De cette manière, il introduisit dans la théologie l'idée de rédemption préservatrice selon laquelle Marie a encore été rachetée de manière plus admirable: non pas par la voie de la libération du péché, mais par la voie de la préservation du péché.

L'intuition du bienheureux Duns Scot, nommé par la suite le "Docteur" de l'immaculée, obtint, depuis le début du XIV° siècle, un bon accueil de la part des théologiens, surtout franciscains. Après l'approbation par Sixte IV, en 1477, de la Messe de l'Immaculée Conception, sa doctrine fut de plus en plus acceptée dans les écoles théologiques.

Ce développement providentiel de la liturgie et de la doctrine prépara la définition du privilège Marial de la part du Magistère Suprême. Cette définition advint seulement après beaucoup de siècles, sous la poussée d'une intuition de foi fondamentale : la Mère du Christ devait être parfaitement depuis l'origine de sa vie.

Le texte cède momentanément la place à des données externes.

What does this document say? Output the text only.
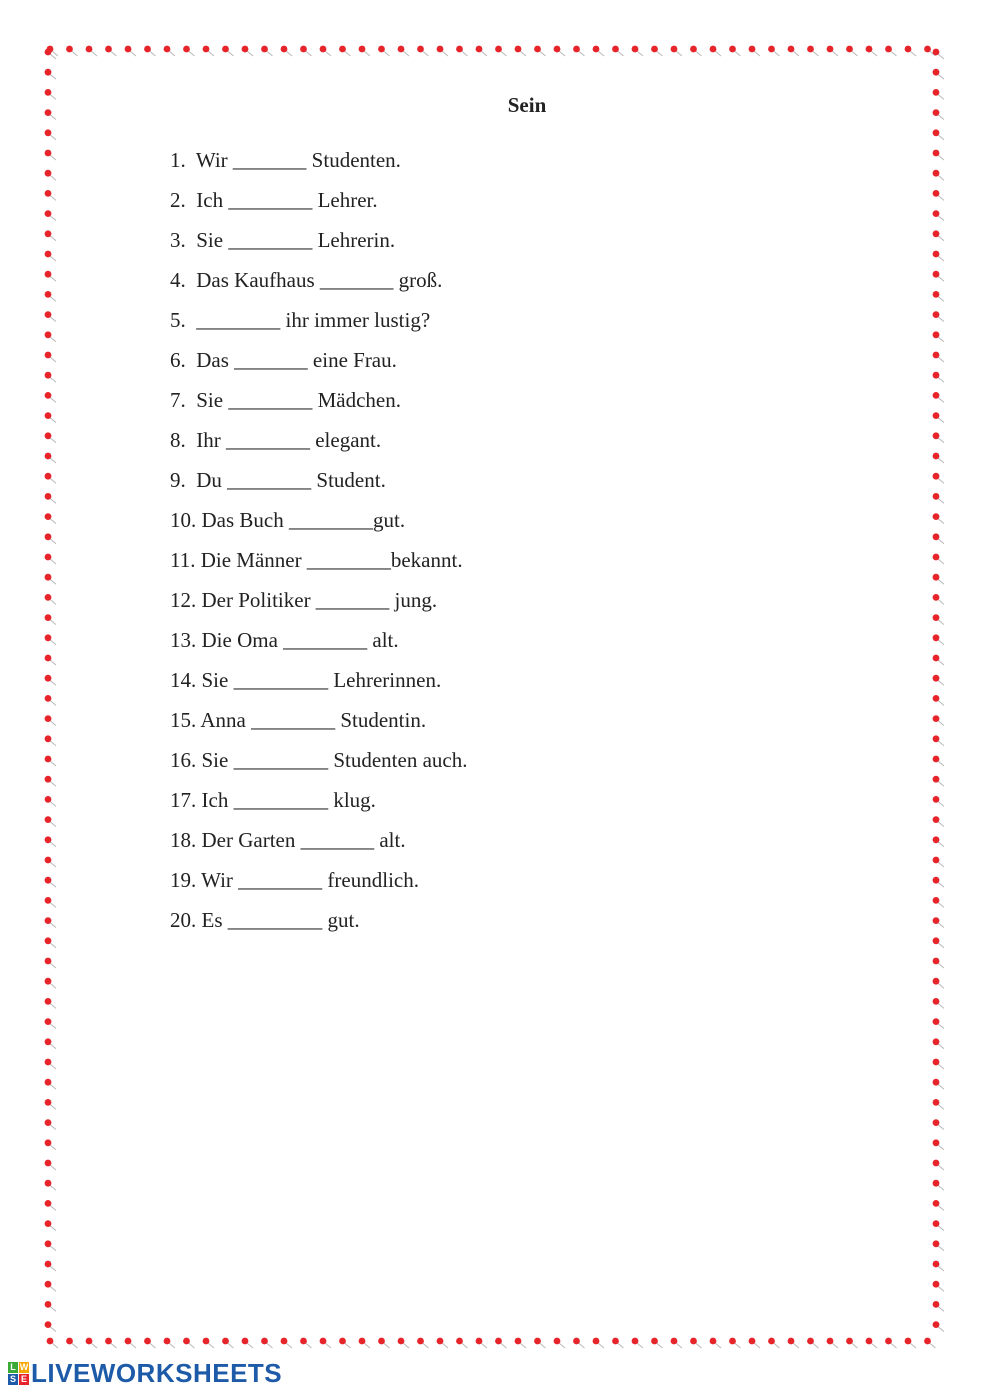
Sein
1.  Wir _______ Studenten.
2.  Ich ________ Lehrer.
3.  Sie ________ Lehrerin.
4.  Das Kaufhaus _______ groß.
5.  ________ ihr immer lustig?
6.  Das _______ eine Frau.
7.  Sie ________ Mädchen.
8.  Ihr ________ elegant.
9.  Du ________ Student.
10. Das Buch ________gut.
11. Die Männer ________bekannt.
12. Der Politiker _______ jung.
13. Die Oma ________ alt.
14. Sie _________ Lehrerinnen.
15. Anna ________ Studentin.
16. Sie _________ Studenten auch.
17. Ich _________ klug.
18. Der Garten _______ alt.
19. Wir ________ freundlich.
20. Es _________ gut.
L W
S E LIVEWORKSHEETS
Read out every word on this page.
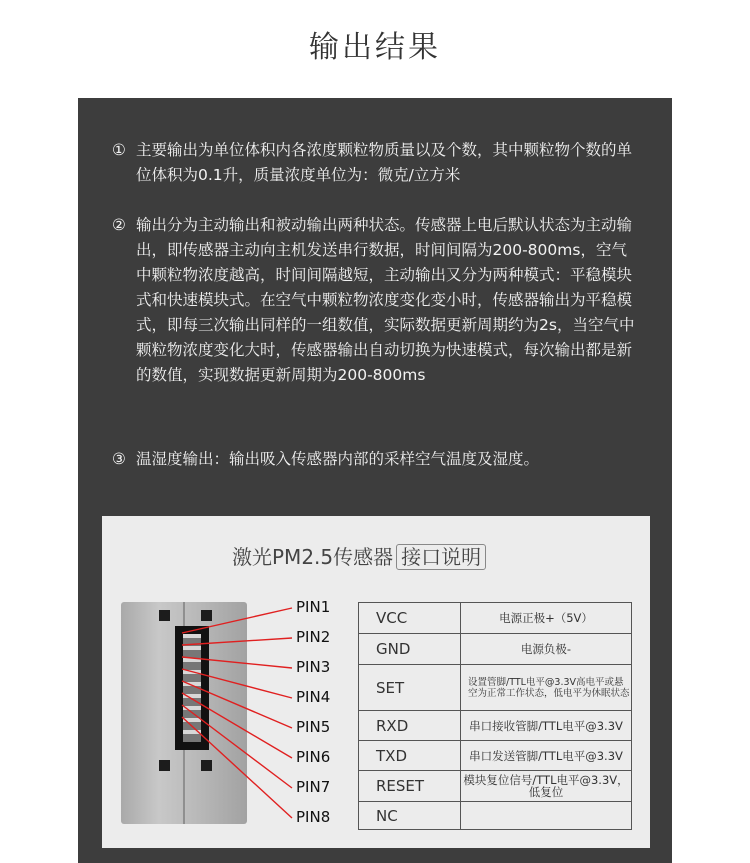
输出结果
① 主要输出为单位体积内各浓度颗粒物质量以及个数，其中颗粒物个数的单位体积为0.1升，质量浓度单位为：微克/立方米
② 输出分为主动输出和被动输出两种状态。传感器上电后默认状态为主动输出，即传感器主动向主机发送串行数据，时间间隔为200-800ms，空气中颗粒物浓度越高，时间间隔越短，主动输出又分为两种模式：平稳模块式和快速模块式。在空气中颗粒物浓度变化变小时，传感器输出为平稳模式，即每三次输出同样的一组数值，实际数据更新周期约为2s，当空气中颗粒物浓度变化大时，传感器输出自动切换为快速模式，每次输出都是新的数值，实现数据更新周期为200-800ms
③ 温湿度输出：输出吸入传感器内部的采样空气温度及湿度。
激光PM2.5传感器 接口说明
PIN1
PIN2
PIN3
PIN4
PIN5
PIN6
PIN7
PIN8
VCC	电源正极+（5V）
GND	电源负极-
SET	设置管脚/TTL电平@3.3V高电平或悬空为正常工作状态，低电平为休眠状态
RXD	串口接收管脚/TTL电平@3.3V
TXD	串口发送管脚/TTL电平@3.3V
RESET	模块复位信号/TTL电平@3.3V，低复位
NC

L'action rédemptrice de Christ non seulement libère, mais aussi préserve du péché

4. Il n'échappe à personne que l'affirmation du privilège exceptionnel accordé à Marie met en évidence que l'action rédemptrice de Christ non seulement libère, mais aussi préserve du péché. Cette dimension de préservation, qui est totale en Marie, est présente dans l'intervention rédemptrice quand le Christ, en libérant du péché, donne aussi à l'homme la grâce et la force pour vaincre l'influence du péché dans son existence.

De cette façon, le dogme de l'immaculée Conception de Marie ne voile pas, mais contribue admirablement à mettre en évidence les effets de la grâce rédemptrice du Christ dans la nature humaine.

Les chrétiens regardent Marie, la première rachetée par le Christ, celle qui a eu le privilège de ne pas être soumise un instant au pouvoir du mal et du péché, elle est le modèle parfait et l'icône de cette sainteté (cf. LG 65) à laquelle ils sont appelés dans leur vie, avec l'aide de la grâce du Seigneur.